Paige FTW: A Return To Linearity

Modern gaming has embraced the open-world model wholeheartedly. Beyond a few outliers like The Last of Us: Part II, E3 was dominated by a new generation of “go wherever you want” titles that promise more player freedom than ever before.

That’s all well and good. I like the format. But sometimes it just gets exhausting.

Having recently finished the very open-world Horizon: Zero Dawn, I was tired of freedom.

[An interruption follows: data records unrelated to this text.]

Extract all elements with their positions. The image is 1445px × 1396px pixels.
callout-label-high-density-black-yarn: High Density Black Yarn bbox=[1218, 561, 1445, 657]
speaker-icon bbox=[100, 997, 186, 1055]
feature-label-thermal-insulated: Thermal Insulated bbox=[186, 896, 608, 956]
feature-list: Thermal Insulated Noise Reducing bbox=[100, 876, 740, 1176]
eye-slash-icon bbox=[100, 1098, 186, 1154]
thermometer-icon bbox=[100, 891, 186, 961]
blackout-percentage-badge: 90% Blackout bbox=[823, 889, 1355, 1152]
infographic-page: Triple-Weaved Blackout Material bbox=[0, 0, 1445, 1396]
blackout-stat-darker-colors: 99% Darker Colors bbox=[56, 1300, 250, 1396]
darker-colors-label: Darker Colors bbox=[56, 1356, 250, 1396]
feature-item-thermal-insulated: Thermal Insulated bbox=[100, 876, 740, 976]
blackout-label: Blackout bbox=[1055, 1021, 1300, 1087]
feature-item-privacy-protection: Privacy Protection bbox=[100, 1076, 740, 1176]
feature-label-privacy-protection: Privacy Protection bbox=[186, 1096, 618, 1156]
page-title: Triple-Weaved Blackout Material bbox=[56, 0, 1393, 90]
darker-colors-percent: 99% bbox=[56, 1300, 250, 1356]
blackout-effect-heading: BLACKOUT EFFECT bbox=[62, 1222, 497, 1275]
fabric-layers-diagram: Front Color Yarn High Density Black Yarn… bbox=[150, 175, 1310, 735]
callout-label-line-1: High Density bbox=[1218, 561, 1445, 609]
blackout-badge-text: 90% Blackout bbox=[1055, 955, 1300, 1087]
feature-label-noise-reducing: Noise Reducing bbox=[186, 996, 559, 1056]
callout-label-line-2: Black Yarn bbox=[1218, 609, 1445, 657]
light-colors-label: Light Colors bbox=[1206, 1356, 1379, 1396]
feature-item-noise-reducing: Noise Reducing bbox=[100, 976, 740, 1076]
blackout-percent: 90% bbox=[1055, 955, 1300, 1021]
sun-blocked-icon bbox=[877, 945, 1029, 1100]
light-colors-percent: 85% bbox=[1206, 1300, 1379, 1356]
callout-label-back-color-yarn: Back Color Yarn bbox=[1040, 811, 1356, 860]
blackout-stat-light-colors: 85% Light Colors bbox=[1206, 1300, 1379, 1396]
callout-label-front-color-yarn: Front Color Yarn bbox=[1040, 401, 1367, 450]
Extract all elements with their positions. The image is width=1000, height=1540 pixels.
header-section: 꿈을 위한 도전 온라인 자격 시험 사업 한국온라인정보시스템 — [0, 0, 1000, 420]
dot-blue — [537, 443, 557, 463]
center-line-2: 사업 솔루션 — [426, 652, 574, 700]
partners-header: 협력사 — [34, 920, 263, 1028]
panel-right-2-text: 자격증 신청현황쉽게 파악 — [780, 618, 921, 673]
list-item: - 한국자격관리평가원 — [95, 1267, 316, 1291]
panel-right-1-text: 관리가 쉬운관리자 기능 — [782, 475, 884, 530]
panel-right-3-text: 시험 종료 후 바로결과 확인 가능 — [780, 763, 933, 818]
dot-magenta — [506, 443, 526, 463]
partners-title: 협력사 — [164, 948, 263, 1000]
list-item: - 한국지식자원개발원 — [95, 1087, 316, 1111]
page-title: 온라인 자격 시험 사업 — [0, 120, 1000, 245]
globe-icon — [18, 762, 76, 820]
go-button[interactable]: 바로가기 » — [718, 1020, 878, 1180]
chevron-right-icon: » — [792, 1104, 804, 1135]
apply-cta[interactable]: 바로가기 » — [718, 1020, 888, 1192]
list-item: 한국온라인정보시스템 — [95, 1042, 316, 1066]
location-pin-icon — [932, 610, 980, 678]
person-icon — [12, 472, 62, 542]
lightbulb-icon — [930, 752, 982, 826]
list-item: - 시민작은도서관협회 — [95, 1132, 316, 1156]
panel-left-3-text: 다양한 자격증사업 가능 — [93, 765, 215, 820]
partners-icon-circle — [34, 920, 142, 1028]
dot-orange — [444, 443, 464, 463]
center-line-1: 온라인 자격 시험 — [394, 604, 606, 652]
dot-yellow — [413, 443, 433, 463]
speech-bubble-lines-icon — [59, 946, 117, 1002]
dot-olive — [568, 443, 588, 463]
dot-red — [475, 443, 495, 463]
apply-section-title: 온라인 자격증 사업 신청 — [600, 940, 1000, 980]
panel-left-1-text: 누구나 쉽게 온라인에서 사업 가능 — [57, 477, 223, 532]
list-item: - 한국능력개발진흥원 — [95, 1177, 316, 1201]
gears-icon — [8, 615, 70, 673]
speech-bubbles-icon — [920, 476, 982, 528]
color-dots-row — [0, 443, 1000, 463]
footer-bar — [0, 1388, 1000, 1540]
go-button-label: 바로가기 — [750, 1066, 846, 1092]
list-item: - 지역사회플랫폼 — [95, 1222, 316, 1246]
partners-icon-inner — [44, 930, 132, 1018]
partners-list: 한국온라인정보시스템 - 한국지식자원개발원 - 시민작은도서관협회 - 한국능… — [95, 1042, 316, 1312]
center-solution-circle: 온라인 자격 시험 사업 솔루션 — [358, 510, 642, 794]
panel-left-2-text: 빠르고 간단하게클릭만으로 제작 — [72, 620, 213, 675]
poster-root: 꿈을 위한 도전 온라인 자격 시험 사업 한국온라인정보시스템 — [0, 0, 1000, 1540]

I wanted something where I always knew exactly where I should be going — where the only way forward … was forward.

So I looked through my backlog and picked Final Fantasy VII, a glaring hole in my otherwise very solid JRPG portfolio (I played it on PS1 but never actually finished it for various reasons).

The game is a classic for a reason. Oh, you can go on about how it is overrated or outdated, but it remains, even with its blocky graphics and clumsy execution, a masterpiece of game design.

As I work my way through the game’s early chapters, I am reminded of the narrative power of not having choices, so to speak. An open-world game would have allowed Cloud to wander off after AVALANCHE’s first mission, doing odd jobs for Sector 7 inhabitants before returning for the next mission.

But here, Cloud does the mission, returns, and literally and figuratively has nowhere else to be. It serves as a quiet hint that Cloud is not who he appears — explaining why, exactly, this big-talker seems to have nothing more to do than follow Barrett, Tifa and later Aeris around.

The greatest critique of open-world games is a kind of narrative dissonance — the world needs your help, but it’ll wait until you’ve collected a dozen old documents, fought five rare hunts and explored an unrelated region.

Replaying a classically linear game is almost … refreshing in its commitment to getting the story told, as it needs to be told.